The researchers at the Fraunhofer WKI and Fraunhofer IAP furthermore conducted tests into the compounding of non-reinforced biopolymers and wood-particle-reinforced biopolymers with halogen-free, currently available flame retardants. They were able to determine that these are procedurally suitable for PLA and bio-based polybutylene succinate (PBS) as base polymers. In the processing of PLA, the use of a heatable mold is required in order to achieve high crystallinities and, consequently, high thermal stability in the components. In addition to good flame retardancy, thermal stability is an important criterion for the application. The team succeeded in developing formulations for PLA and PBS which fulfill, to a large extent, the flame-retardancy requirements in the target applications and which can be processed via injection molding and additive manufacturing. This was demonstrated through various tests, including UL94, glow-wire testing, and tracking-resistance testing.

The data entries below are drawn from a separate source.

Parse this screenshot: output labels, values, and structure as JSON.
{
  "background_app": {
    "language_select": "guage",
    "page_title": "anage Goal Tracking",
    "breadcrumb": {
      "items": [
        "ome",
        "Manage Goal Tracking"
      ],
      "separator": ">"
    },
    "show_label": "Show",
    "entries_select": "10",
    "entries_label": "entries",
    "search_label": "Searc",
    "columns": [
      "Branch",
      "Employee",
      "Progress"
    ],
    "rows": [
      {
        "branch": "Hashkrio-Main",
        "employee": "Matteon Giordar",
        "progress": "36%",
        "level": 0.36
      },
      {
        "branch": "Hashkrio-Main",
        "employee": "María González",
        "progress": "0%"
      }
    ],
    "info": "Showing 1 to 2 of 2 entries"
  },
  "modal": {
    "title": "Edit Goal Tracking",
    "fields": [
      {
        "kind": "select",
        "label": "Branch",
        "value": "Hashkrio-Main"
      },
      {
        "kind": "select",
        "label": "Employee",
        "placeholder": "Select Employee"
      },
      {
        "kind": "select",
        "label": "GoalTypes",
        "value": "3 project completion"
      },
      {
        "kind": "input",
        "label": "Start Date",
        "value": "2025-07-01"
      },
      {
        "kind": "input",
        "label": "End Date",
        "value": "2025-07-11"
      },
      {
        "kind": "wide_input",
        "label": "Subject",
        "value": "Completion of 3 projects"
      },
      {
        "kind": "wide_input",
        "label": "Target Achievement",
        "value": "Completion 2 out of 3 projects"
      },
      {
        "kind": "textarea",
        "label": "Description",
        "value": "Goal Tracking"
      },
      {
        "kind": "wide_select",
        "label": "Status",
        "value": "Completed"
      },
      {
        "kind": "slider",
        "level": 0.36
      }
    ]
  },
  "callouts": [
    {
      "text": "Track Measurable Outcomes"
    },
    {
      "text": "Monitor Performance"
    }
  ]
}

The processing results obtained through injection molding at the participating industrial partners are very encouraging. It was possible for technical flame-retardant components and parts – such as flexible adaptors for switch boxes and storage containers from the logistics sector – to be manufactured under near-production conditions. For the PBS-based materials, the cycle times lie within a range which is comparable to the petro-based plastics in use today.
In the experiments with the addition of wood particles, the researchers were furthermore able to demonstrate that these have a positive influence on the flame-retardant performance. The heat-release rates were significantly reduced through the addition of wood. Simultaneously, however, there was a shortening of the ignition times. For wood-fiber-reinforced, flame-retardant and crystallized PLA compounds, a maximum thermal stability of 140 °C to 160 °C was verified.